Many young adults are using loans for big expenses, such as buying cars or going on holidays. Before borrowing, it’s important to understand how to manage your money, especially when taking a personal loan in Hyderabad.

1. Create a Budget

The first step to managing money is budgeting. Have all the income and expenses categorised on a piece of paper.

  • Essentials: Things like rent, food, and utilities.
  • Wants: Things like eating out, entertainment, and shopping.

Use the 50/30/20 rule: spend 50% on essentials, 30% on wants, and save 20% to manage money effectively.

2. Build an Emergency Fund

An emergency fund covers unexpected expenses, like medical bills or job loss. Save 3 to 6 months’ living costs.

For example, if your monthly expenses are ₹20,000, save ₹60,000 to ₹1,20,000 in an emergency fund to avoid relying on loans or credit cards during emergencies.

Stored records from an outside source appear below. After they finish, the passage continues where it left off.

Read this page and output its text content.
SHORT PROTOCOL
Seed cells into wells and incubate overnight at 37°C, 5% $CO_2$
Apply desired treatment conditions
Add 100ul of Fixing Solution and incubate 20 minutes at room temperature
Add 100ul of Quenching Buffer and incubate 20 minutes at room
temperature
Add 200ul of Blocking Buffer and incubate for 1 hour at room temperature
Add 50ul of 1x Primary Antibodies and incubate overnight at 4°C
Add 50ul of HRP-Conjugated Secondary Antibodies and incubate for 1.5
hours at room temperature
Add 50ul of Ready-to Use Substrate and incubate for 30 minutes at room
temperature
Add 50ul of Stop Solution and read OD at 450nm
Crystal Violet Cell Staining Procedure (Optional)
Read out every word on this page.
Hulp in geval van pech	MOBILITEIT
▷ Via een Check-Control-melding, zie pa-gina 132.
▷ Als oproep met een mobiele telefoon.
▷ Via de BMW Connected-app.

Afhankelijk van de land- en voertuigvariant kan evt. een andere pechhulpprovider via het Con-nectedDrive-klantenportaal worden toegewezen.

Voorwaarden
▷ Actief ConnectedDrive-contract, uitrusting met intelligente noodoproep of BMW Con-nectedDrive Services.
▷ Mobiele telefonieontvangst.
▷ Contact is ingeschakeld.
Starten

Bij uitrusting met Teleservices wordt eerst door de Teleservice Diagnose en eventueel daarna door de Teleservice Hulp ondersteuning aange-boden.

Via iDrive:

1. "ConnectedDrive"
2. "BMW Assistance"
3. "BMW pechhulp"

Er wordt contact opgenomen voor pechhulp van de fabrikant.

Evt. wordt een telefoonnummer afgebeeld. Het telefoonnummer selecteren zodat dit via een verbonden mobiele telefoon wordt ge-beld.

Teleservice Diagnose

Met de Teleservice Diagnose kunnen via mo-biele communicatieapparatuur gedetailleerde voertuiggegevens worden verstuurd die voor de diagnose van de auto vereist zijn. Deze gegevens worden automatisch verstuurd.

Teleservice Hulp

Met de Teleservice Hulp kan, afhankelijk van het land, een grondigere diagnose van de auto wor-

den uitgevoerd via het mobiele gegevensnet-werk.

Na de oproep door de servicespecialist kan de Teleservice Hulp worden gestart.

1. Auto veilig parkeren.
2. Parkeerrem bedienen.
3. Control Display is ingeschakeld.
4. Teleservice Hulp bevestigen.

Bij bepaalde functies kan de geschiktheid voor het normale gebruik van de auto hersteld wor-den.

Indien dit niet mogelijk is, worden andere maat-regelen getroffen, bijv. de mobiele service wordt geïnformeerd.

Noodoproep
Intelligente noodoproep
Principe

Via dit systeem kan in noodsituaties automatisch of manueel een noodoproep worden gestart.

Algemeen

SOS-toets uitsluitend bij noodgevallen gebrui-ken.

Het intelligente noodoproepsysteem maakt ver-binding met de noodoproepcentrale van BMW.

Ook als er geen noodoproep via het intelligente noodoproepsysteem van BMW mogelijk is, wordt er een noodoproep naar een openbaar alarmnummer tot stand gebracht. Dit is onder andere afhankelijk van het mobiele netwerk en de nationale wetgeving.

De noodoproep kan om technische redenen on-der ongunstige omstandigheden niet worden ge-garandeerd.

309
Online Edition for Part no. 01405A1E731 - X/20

3. Understand Debt Management

If you owe ₹50,000 on a credit card at 18% and ₹100,000 on a personal loan at 12%, paying off the credit card first saves money by reducing high-interest payments.

Paying off high-interest debts, like credit cards, first saves money by reducing interest, making your overall debt more manageable.

4. Start Investing Early

Investing early helps build wealth. Even small investments grow over time, and the earlier you start, the more they grow.

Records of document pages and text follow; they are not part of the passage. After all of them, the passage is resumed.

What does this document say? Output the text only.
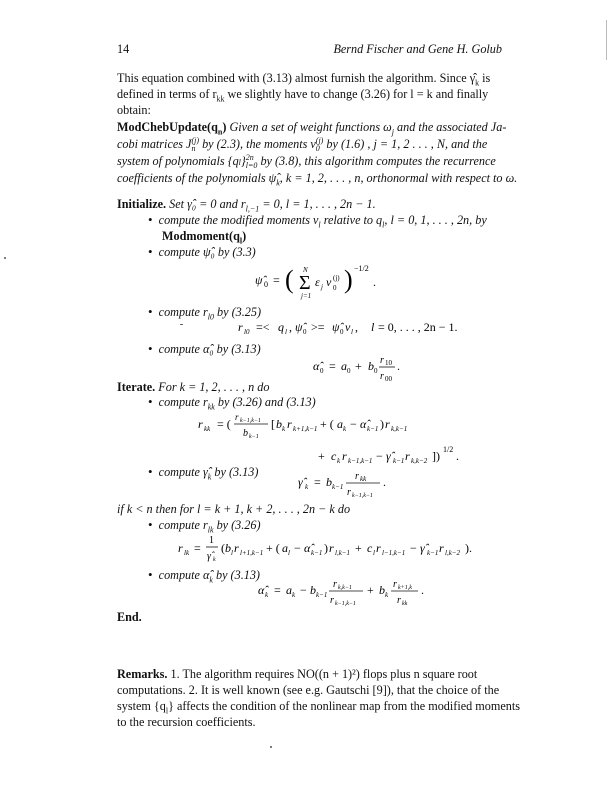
14	Bernd Fischer and Gene H. Golub
This equation combined with (3.13) almost furnish the algorithm. Since $\gammâ_k$ is
defined in terms of $r_{kk}$ we slightly have to change (3.26) for l = k and finally
obtain:
$ModChebUpdate(q_n)$ Given a set of weight functions $\omega_j$ and the associated Ja-
cobi matrices J (j)
n by (2.3), the moments ν (j)
0 by (1.6) , j = 1, 2 . . . , N, and the
system of polynomials {ql} 2n
l=0 by (3.8), this algorithm computes the recurrence
coefficients of the polynomials $\psî_k$, k = 1, 2, . . . , n, orthonormal with respect to ω.
Initialize. Set γ̂₀ = 0 and $r_{l,-1} = 0$, l = 1, . . . , 2n − 1.
• compute the modified moments $\nu_l$ relative to $q_l$, l = 0, 1, . . . , 2n, by
$Modmoment(q_l)$
• compute ψ̂₀ by (3.3)
ψ̂ 0 = ( N
Σ
j=1
ε j ν (j)
0 ) −1/2
.
• compute $r_{l0}$ by (3.25)
r l0 =< q l , ψ̂ 0 >= ψ̂ 0 ν l , l = 0, . . . , 2n − 1.
• compute α̂₀ by (3.13)
α̂ 0 = a 0 + b 0
r 10
r 00
.
Iterate. For k = 1, 2, . . . , n do
• compute $r_{kk}$ by (3.26) and (3.13)
r kk = ( r k−1,k−1
b k−1
[ b k r k+1,k−1 + ( a k − α̂ k−1 ) r k,k−1
+ c k r k−1,k−1 − γ̂ k−1 r k,k−2 ]) 1/2 .
• compute $\gammâ_k$ by (3.13)
γ̂ k = b k−1
r kk
r k−1,k−1
.
if k < n then for l = k + 1, k + 2, . . . , 2n − k do
• compute $r_{lk}$ by (3.26)
r lk =
1
γ̂ k
( b l r l+1,k−1 + ( a l − α̂ k−1 ) r l,k−1 + c l r l−1,k−1 − γ̂ k−1 r l,k−2 ).
• compute $\alphâ_k$ by (3.13)
α̂ k = a k − b k−1
r k,k−1
r k−1,k−1
+ b k
r k+1,k
r kk
.
End.
Remarks. 1. The algorithm requires NO((n + 1)²) flops plus n square root
computations. 2. It is well known (see e.g. Gautschi [9]), that the choice of the
system $\{q_l\}$ affects the condition of the nonlinear map from the modified moments
to the recursion coefficients.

For example, investing ₹ 5,000 monthly in a mutual fund with a 10% annual return could grow to ₹ 22 lakh in 10 years. Consider using SIPs for automatic monthly investments.

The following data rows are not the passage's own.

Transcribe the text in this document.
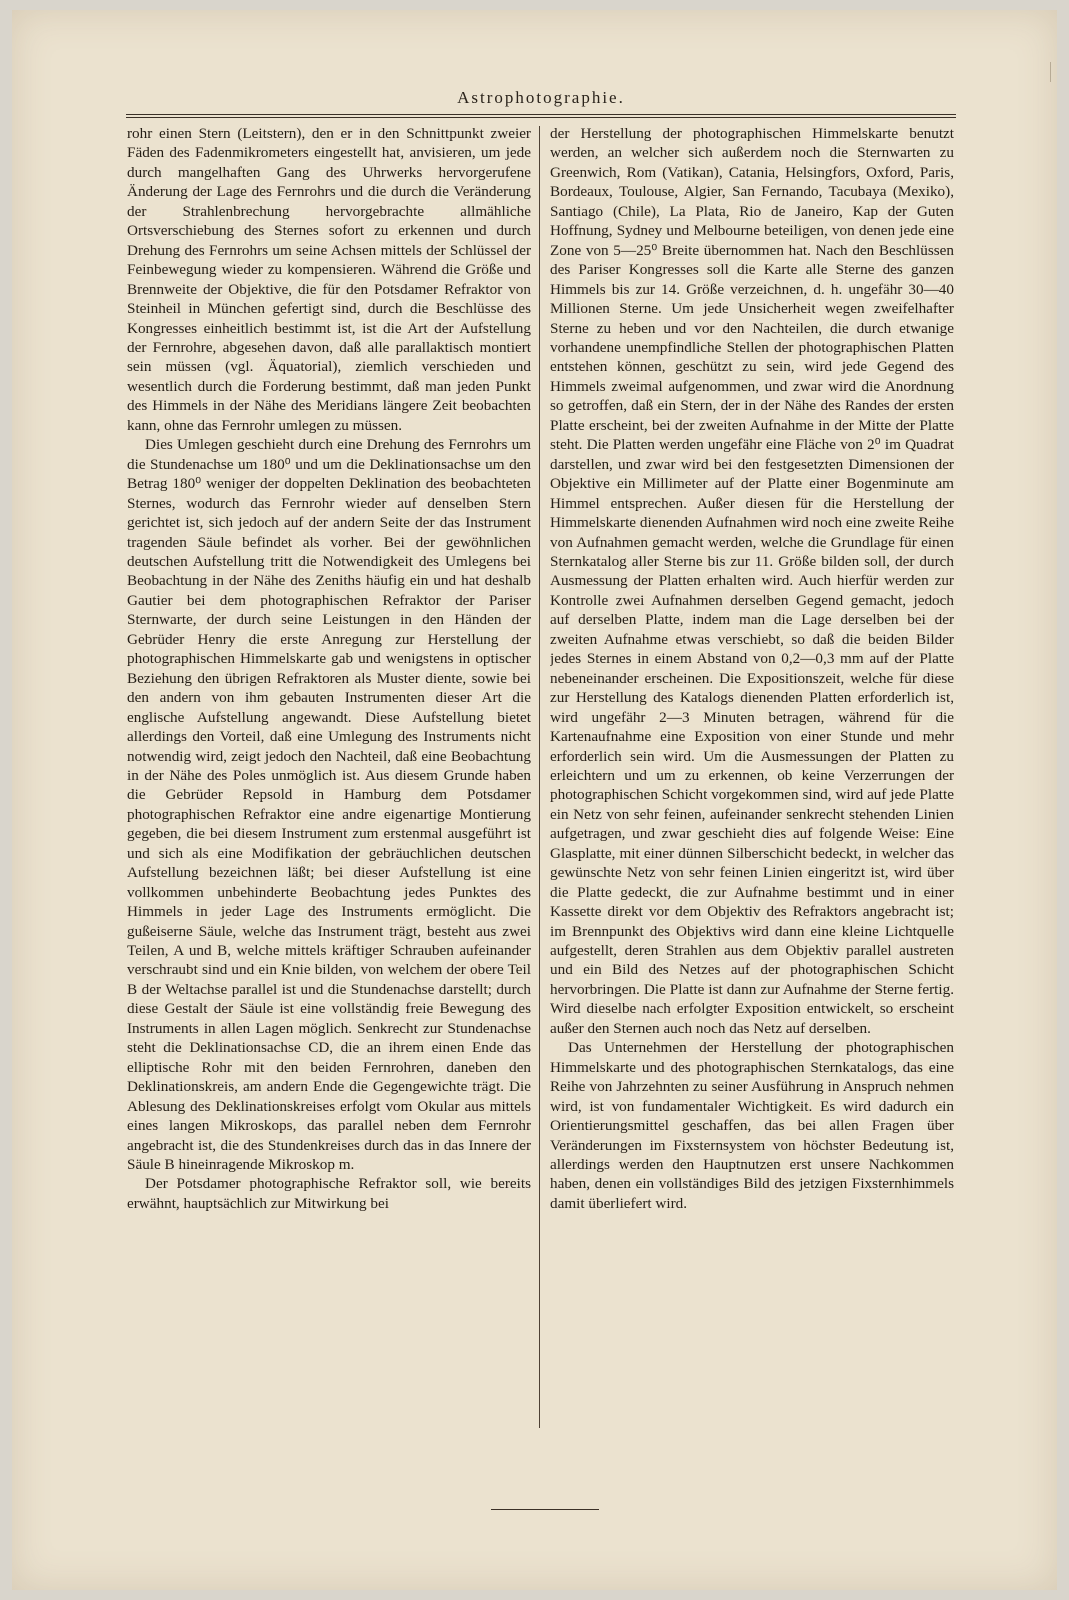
Astrophotographie.

rohr einen Stern (Leitstern), den er in den Schnittpunkt zweier Fäden des Fadenmikrometers eingestellt hat, anvisieren, um jede durch mangelhaften Gang des Uhrwerks hervorgerufene Änderung der Lage des Fernrohrs und die durch die Veränderung der Strahlenbrechung hervorgebrachte allmähliche Ortsverschiebung des Sternes sofort zu erkennen und durch Drehung des Fernrohrs um seine Achsen mittels der Schlüssel der Feinbewegung wieder zu kompensieren. Während die Größe und Brennweite der Objektive, die für den Potsdamer Refraktor von Steinheil in München gefertigt sind, durch die Beschlüsse des Kongresses einheitlich bestimmt ist, ist die Art der Aufstellung der Fernrohre, abgesehen davon, daß alle parallaktisch montiert sein müssen (vgl. Äquatorial), ziemlich verschieden und wesentlich durch die Forderung bestimmt, daß man jeden Punkt des Himmels in der Nähe des Meridians längere Zeit beobachten kann, ohne das Fernrohr umlegen zu müssen.

Dies Umlegen geschieht durch eine Drehung des Fernrohrs um die Stundenachse um 180⁰ und um die Deklinationsachse um den Betrag 180⁰ weniger der doppelten Deklination des beobachteten Sternes, wodurch das Fernrohr wieder auf denselben Stern gerichtet ist, sich jedoch auf der andern Seite der das Instrument tragenden Säule befindet als vorher. Bei der gewöhnlichen deutschen Aufstellung tritt die Notwendigkeit des Umlegens bei Beobachtung in der Nähe des Zeniths häufig ein und hat deshalb Gautier bei dem photographischen Refraktor der Pariser Sternwarte, der durch seine Leistungen in den Händen der Gebrüder Henry die erste Anregung zur Herstellung der photographischen Himmelskarte gab und wenigstens in optischer Beziehung den übrigen Refraktoren als Muster diente, sowie bei den andern von ihm gebauten Instrumenten dieser Art die englische Aufstellung angewandt. Diese Aufstellung bietet allerdings den Vorteil, daß eine Umlegung des Instruments nicht notwendig wird, zeigt jedoch den Nachteil, daß eine Beobachtung in der Nähe des Poles unmöglich ist. Aus diesem Grunde haben die Gebrüder Repsold in Hamburg dem Potsdamer photographischen Refraktor eine andre eigenartige Montierung gegeben, die bei diesem Instrument zum erstenmal ausgeführt ist und sich als eine Modifikation der gebräuchlichen deutschen Aufstellung bezeichnen läßt; bei dieser Aufstellung ist eine vollkommen unbehinderte Beobachtung jedes Punktes des Himmels in jeder Lage des Instruments ermöglicht. Die gußeiserne Säule, welche das Instrument trägt, besteht aus zwei Teilen, A und B, welche mittels kräftiger Schrauben aufeinander verschraubt sind und ein Knie bilden, von welchem der obere Teil B der Weltachse parallel ist und die Stundenachse darstellt; durch diese Gestalt der Säule ist eine vollständig freie Bewegung des Instruments in allen Lagen möglich. Senkrecht zur Stundenachse steht die Deklinationsachse CD, die an ihrem einen Ende das elliptische Rohr mit den beiden Fernrohren, daneben den Deklinationskreis, am andern Ende die Gegengewichte trägt. Die Ablesung des Deklinationskreises erfolgt vom Okular aus mittels eines langen Mikroskops, das parallel neben dem Fernrohr angebracht ist, die des Stundenkreises durch das in das Innere der Säule B hineinragende Mikroskop m.

Der Potsdamer photographische Refraktor soll, wie bereits erwähnt, hauptsächlich zur Mitwirkung bei

der Herstellung der photographischen Himmelskarte benutzt werden, an welcher sich außerdem noch die Sternwarten zu Greenwich, Rom (Vatikan), Catania, Helsingfors, Oxford, Paris, Bordeaux, Toulouse, Algier, San Fernando, Tacubaya (Mexiko), Santiago (Chile), La Plata, Rio de Janeiro, Kap der Guten Hoffnung, Sydney und Melbourne beteiligen, von denen jede eine Zone von 5—25⁰ Breite übernommen hat. Nach den Beschlüssen des Pariser Kongresses soll die Karte alle Sterne des ganzen Himmels bis zur 14. Größe verzeichnen, d. h. ungefähr 30—40 Millionen Sterne. Um jede Unsicherheit wegen zweifelhafter Sterne zu heben und vor den Nachteilen, die durch etwanige vorhandene unempfindliche Stellen der photographischen Platten entstehen können, geschützt zu sein, wird jede Gegend des Himmels zweimal aufgenommen, und zwar wird die Anordnung so getroffen, daß ein Stern, der in der Nähe des Randes der ersten Platte erscheint, bei der zweiten Aufnahme in der Mitte der Platte steht. Die Platten werden ungefähr eine Fläche von 2⁰ im Quadrat darstellen, und zwar wird bei den festgesetzten Dimensionen der Objektive ein Millimeter auf der Platte einer Bogenminute am Himmel entsprechen. Außer diesen für die Herstellung der Himmelskarte dienenden Aufnahmen wird noch eine zweite Reihe von Aufnahmen gemacht werden, welche die Grundlage für einen Sternkatalog aller Sterne bis zur 11. Größe bilden soll, der durch Ausmessung der Platten erhalten wird. Auch hierfür werden zur Kontrolle zwei Aufnahmen derselben Gegend gemacht, jedoch auf derselben Platte, indem man die Lage derselben bei der zweiten Aufnahme etwas verschiebt, so daß die beiden Bilder jedes Sternes in einem Abstand von 0,2—0,3 mm auf der Platte nebeneinander erscheinen. Die Expositionszeit, welche für diese zur Herstellung des Katalogs dienenden Platten erforderlich ist, wird ungefähr 2—3 Minuten betragen, während für die Kartenaufnahme eine Exposition von einer Stunde und mehr erforderlich sein wird. Um die Ausmessungen der Platten zu erleichtern und um zu erkennen, ob keine Verzerrungen der photographischen Schicht vorgekommen sind, wird auf jede Platte ein Netz von sehr feinen, aufeinander senkrecht stehenden Linien aufgetragen, und zwar geschieht dies auf folgende Weise: Eine Glasplatte, mit einer dünnen Silberschicht bedeckt, in welcher das gewünschte Netz von sehr feinen Linien eingeritzt ist, wird über die Platte gedeckt, die zur Aufnahme bestimmt und in einer Kassette direkt vor dem Objektiv des Refraktors angebracht ist; im Brennpunkt des Objektivs wird dann eine kleine Lichtquelle aufgestellt, deren Strahlen aus dem Objektiv parallel austreten und ein Bild des Netzes auf der photographischen Schicht hervorbringen. Die Platte ist dann zur Aufnahme der Sterne fertig. Wird dieselbe nach erfolgter Exposition entwickelt, so erscheint außer den Sternen auch noch das Netz auf derselben.

Das Unternehmen der Herstellung der photographischen Himmelskarte und des photographischen Sternkatalogs, das eine Reihe von Jahrzehnten zu seiner Ausführung in Anspruch nehmen wird, ist von fundamentaler Wichtigkeit. Es wird dadurch ein Orientierungsmittel geschaffen, das bei allen Fragen über Veränderungen im Fixsternsystem von höchster Bedeutung ist, allerdings werden den Hauptnutzen erst unsere Nachkommen haben, denen ein vollständiges Bild des jetzigen Fixsternhimmels damit überliefert wird.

5. Build a Good Credit Score

For example, using a ₹ 20,000 credit card for small purchases and paying off the balance monthly improves your credit score. This can result in a lower interest rate on a ₹ 2 lakh personal loan.

A good credit score helps in securing loans with a low interest rate. Proper usage of the credit card and timely payment increase your score.

6. Educate Yourself About Personal Finance

Learning about personal finance through free online resources like “MoneyControl,” “ClearTax,” “The Financial Panther” blog, and podcasts like “The Dave Ramsey Show” boosts your confidence in budgeting, investing, and saving.

7. Plan for Retirement Early

Starting to save for retirement early is crucial, even if it seems far off. In India, options like the Employee Provident Fund (EPF) and National Pension System (NPS) allow you to save small amounts monthly. Starting with as little as ₹ 1,000 per month can grow significantly over time.

Example: Using a Personal Loan in Hyderabad Wisely

Let’s say you are thinking of taking a personal loan in Hyderabad for ₹10,00,000 to buy a new car. Here’s what you need to consider:

Loan Amount (₹) Interest Rate (%) Loan Term (Years) Total Repayment (₹)
10,00,000 12% 2 11,20,000

Taking the loan means paying ₹1,20,000 extra in interest over two years. Is the car worth the extra cost, or would it be better to save and buy it later?

Conclusion: Smart Financial Decisions Lead to a Bright Future

Your 20s are the perfect time to develop good financial habits. By budgeting, saving for emergencies, managing debt, investing early, building a strong credit score, and planning for retirement, you’re setting yourself up for future success. Always align loans, like personal loans in Hyderabad, with long-term goals.

Sound small and smart decisions today for securing a future. Just like saving for a phone, early financial planning pays off.